Published January 13, 2015
When the letter arrived at Dave Kane's home, a single page of unadorned cursive script, he had to struggle through tears to read it to his wife.
"To Nick O'Neill's family and friends," began the letter from Daniel Biechele. "Please allow me to start by apologizing for the part I played in Nick's tragic death and for taking so long to convey this apology to you."
Biechele is the former rock band tour manager whose pyrotechnics display for a concert at The Station nightclub in West Warwick on Feb 20, 2003, started the fire that killed Kane's 18-year-old son, Nicholas O'Neill, and 99 others.
Biechele, who tearfully apologized in court last month before being sentenced to four years in prison, wrote personal letters to the families of all 100 people killed by the fire. The letters were written before the sentencing and are now being distributed by the state probation department to the families who want them.
Some who have received the letters say they are satisfied with Biechele's words, which have a remorseful tone and show that he accepts responsibility. In at least some notes, Biechele acknowledges that forgiveness may be impossible and that the pain of losing a child is unthinkable.
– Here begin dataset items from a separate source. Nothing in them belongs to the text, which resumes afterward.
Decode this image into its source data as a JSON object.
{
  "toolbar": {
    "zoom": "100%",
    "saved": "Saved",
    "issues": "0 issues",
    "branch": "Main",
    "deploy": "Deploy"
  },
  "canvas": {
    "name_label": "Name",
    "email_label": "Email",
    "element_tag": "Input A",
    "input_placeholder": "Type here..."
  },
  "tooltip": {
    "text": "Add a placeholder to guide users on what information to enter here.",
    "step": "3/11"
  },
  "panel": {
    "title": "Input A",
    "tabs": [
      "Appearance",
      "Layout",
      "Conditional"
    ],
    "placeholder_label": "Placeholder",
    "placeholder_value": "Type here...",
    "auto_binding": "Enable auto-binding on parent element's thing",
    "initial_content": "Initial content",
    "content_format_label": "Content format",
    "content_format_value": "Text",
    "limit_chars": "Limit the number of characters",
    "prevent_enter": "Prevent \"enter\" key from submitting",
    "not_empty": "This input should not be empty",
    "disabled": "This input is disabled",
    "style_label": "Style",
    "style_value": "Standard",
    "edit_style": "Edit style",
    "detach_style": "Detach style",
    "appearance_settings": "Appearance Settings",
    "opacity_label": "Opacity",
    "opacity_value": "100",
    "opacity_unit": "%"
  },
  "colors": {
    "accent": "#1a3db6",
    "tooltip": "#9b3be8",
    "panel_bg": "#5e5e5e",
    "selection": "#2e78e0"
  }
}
"I just believe it was sincere," Kane said Saturday in an interview at his home. "It was just real. It wasn't 'I'll write this letter and the judge will take five years off my sentence."'
But others don't want the letters and think that nothing Biechele could write would soothe them.
"I have a lot of issues with Daniel Biechele," said Claire Bruyere, whose 27-year-old daughter, Bonnie Hamelin, died in the fire. "Unless he can say in the letter that he didn't kill my daughter, then I have no urge to hear what he says."
Bruyere did not want Biechele's letter, but relatives said she might want to read it one day so she had it sent to her sister.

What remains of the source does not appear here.